Machine learning algorithms in the estimation of sex from 3DCT-generated cranial and pelvic measurements
摘要
Sex estimation from skeletal remains is a key component of forensic anthropology, with the skull and pelvis being the most sexually dimorphic elements in terms of morphology. Traditional morphometric approaches, such as discriminant function and logistic regression analyses, have achieved high accuracy in estimating sex across various populations, including South Africans. However, the use of machine learning (ML) for sex estimation based on cranial and pelvic measurements has not yet been explored in any South African population. This study assessed the potential of ML algorithms to estimate sex from cranial and pelvic measurements derived from computed tomography (CT) scans of contemporary Black South Africans. The sample included 680 skeletal elements (400 crania and 280 pelvic bones) with an equal distribution of males and females.
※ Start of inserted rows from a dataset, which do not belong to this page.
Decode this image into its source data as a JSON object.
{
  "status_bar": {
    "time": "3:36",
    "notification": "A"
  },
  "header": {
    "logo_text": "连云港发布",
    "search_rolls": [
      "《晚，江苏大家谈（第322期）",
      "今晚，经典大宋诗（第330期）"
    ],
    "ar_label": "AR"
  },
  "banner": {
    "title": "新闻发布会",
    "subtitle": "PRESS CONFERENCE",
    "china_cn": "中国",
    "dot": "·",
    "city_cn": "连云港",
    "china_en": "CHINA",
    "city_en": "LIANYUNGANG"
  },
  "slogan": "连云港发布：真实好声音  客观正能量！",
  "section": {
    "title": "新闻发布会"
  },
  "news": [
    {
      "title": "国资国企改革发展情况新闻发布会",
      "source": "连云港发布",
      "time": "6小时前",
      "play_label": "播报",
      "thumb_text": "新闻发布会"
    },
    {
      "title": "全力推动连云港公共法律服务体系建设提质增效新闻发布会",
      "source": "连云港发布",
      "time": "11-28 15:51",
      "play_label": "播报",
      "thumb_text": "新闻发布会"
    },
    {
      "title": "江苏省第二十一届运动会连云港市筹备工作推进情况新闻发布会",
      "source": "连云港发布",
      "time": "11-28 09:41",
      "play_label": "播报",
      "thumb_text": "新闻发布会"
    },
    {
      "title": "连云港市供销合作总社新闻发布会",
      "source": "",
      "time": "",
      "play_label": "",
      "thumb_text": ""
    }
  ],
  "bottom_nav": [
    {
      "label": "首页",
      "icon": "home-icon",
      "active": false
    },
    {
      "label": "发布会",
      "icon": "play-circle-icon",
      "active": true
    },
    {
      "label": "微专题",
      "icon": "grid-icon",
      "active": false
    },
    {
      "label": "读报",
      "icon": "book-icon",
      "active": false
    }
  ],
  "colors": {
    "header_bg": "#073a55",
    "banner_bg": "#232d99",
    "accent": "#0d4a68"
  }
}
CT scans archived at the Department of Radiology, Charlotte Maxeke Johannesburg Academic Hospital, were reconstructed into 3D models using Xiris and IntelliSpace software, from which eight cranial and eleven pelvic measurements were collected. Seven classical ML algorithms were applied and feature ranking techniques were used to determine the most informative variables for sex estimation. A stacking ML model was then developed, incorporating the top three classifiers as base learners. Their outputs were combined and passed to different ML algorithms acting as meta-learners for final classification. The findings confirmed strong sexual dimorphism in cranial and pelvic bones, and the stacking models achieved superior accuracy (cranium: 80.3–94.3%; pelvis: 86.1–96.1%) compared to traditional multivariate methods, demonstrating the potential of ML in forensic sex estimation.